A year later Soriot rejoiced: "In the first half of 2014, number of our developments increased by 14%. Our 2020’s goal is to become a leader in oncology, treatment of respiratory diseases, cardiovascular diseases, diabetes."

Companies seek to minimize the financial and time damage, which they suffer in case of failure of a drug during the test, and minimization methods are being continuously improved, the Thomson Reuters’ report says. Therefore, more drugs reach the third and last phase of clinical trials, and thus increases speed of creation of potentially successful drugs.

Morgan Stanley analysts note return of investors’ interest in R&D. They attribute this to scientific advances in understanding of various diseases, such as hepatitis C or orphan diseases (diseases, which affect very small number of people, but the therapy is usually expensive). One-third of new molecules, discovered in 2014, is designed to detect rare diseases, especially cancer, says Thomson Reuters. More than 65% of drugs, registered by the FDA in 2014, refer to a special category of drugs designed to combat cancer, hepatitis C, and HIV. Regulators have assigned orphan status to most of them.

The 2014success is based on changes in portfolio development and strategies, explains José Antonio, director of projects in the field of Life Sciences, a division of IP & Science of Thomson Reuters. Several years ago, pharmaceutical companies changed approaches to R&D and focused on rare diseases, he adds.

Now there are few leading themes for the studies: treatment of neurodegenerative diseases (e.g. Alzheimer's disease, Parkinson's), cancer, affecting millions of people, and inflammatory diseases, says Slaoui. According to him, inflammatory processes trigger cardiovascular diseases that killed most of the population.

Companies give priority to development of anti-infective drugs, drugs for cancer treatment and orphan diseases - these areas have significantly unmet needs and demand, explain analysts of Morgan Stanley. Moreover, they are faster to bring to the market, compared, for example, with medicines for treatment of central nervous and cardiovascular systems - the market for such products is saturated, the company’s analysts say.

Overregulation and restrictions on price mean that companies must prove the difference between new drugs from existing standards of treatment, explains Jose. In his opinion, if companies concentrate on developments in the field of oncology and rare diseases, it can reduce regulatory barriers, especially in cases where there is no treatment for patients with rare diseases.

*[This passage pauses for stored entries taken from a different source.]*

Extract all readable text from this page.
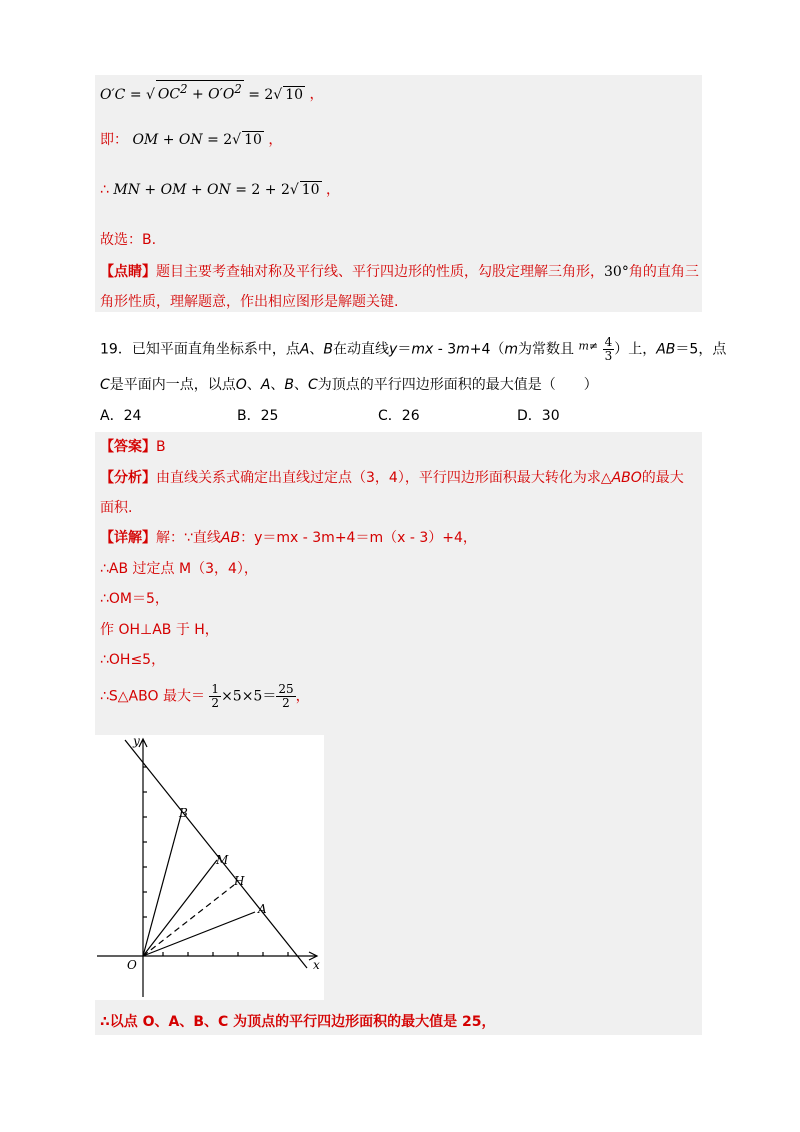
O′C = √ $OC^2 + O'O^2 = 2√$ 10 ，
即： OM + ON = 2√ 10 ，
∴ MN + OM + ON = 2 + 2√ 10 ，
故选：B.
【点睛】题目主要考查轴对称及平行线、平行四边形的性质，勾股定理解三角形，30°角的直角三
角形性质，理解题意，作出相应图形是解题关键.
19．已知平面直角坐标系中，点A、B在动直线y＝mx - 3m+4（m为常数且 $^{m\ne} \frac{4}{3}$ ）上，AB＝5，点
C是平面内一点，以点O、A、B、C为顶点的平行四边形面积的最大值是（　　）
A．24	B．25	C．26	D．30
【答案】B
【分析】由直线关系式确定出直线过定点（3，4），平行四边形面积最大转化为求△ABO的最大
面积.
【详解】解：∵直线AB：y＝mx - 3m+4＝m（x - 3）+4，
∴AB 过定点 M（3，4），
∴OM＝5，
作 OH⊥AB 于 H，
∴OH≤5，
∴S△ABO 最大＝ $\frac{1}{2} \times 5\times 5= \frac{25}{2}$ ，
y
x
O
B
M
H
A
∴以点 O、A、B、C 为顶点的平行四边形面积的最大值是 25，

Despite understanding scientific basis of diseases, pharmaceutical companies find drugs developing as a long, complicated and expensive process, the PHRMA study says: an average cost of developing a drug is $ 2.6 billion, including all failed attempts in the process of pre-clinical and clinical studies.

On average, development of a drug takes 10 years. According to statistics, at least 12% of potential drugs, that have reached the first stage of clinical trials, will receive certificates of the regulator. In the meantime, failures provide invaluable knowledge for researchers to create new drugs, the PHRMA study said.

Now, companies are more open to R&D, they attract research and academic centers, Morgan Stanley analysts wrote. In addition, it became easier to interact with regulators. Thus, standard terms of testing drugs in the past 20 years decreased two-fold, from 20 to 10 months.

According to Morgan Stanley, new drugs have a more powerful commercial potential than the drugs registered in previous years. Approximately 5% of global drug sales occurred for drugs, that put on the market in the past five years, the remaining 95% - sales of previously registered drugs, follows from the Thomson Reuters report.

Global sales of medicines in 2014 crossed the mark of $ 1 trillion, an increase of more than 5% compared with the previous year, according to Thomson Reuters. By 2018, sales will have grown to $ 1.3 trillion.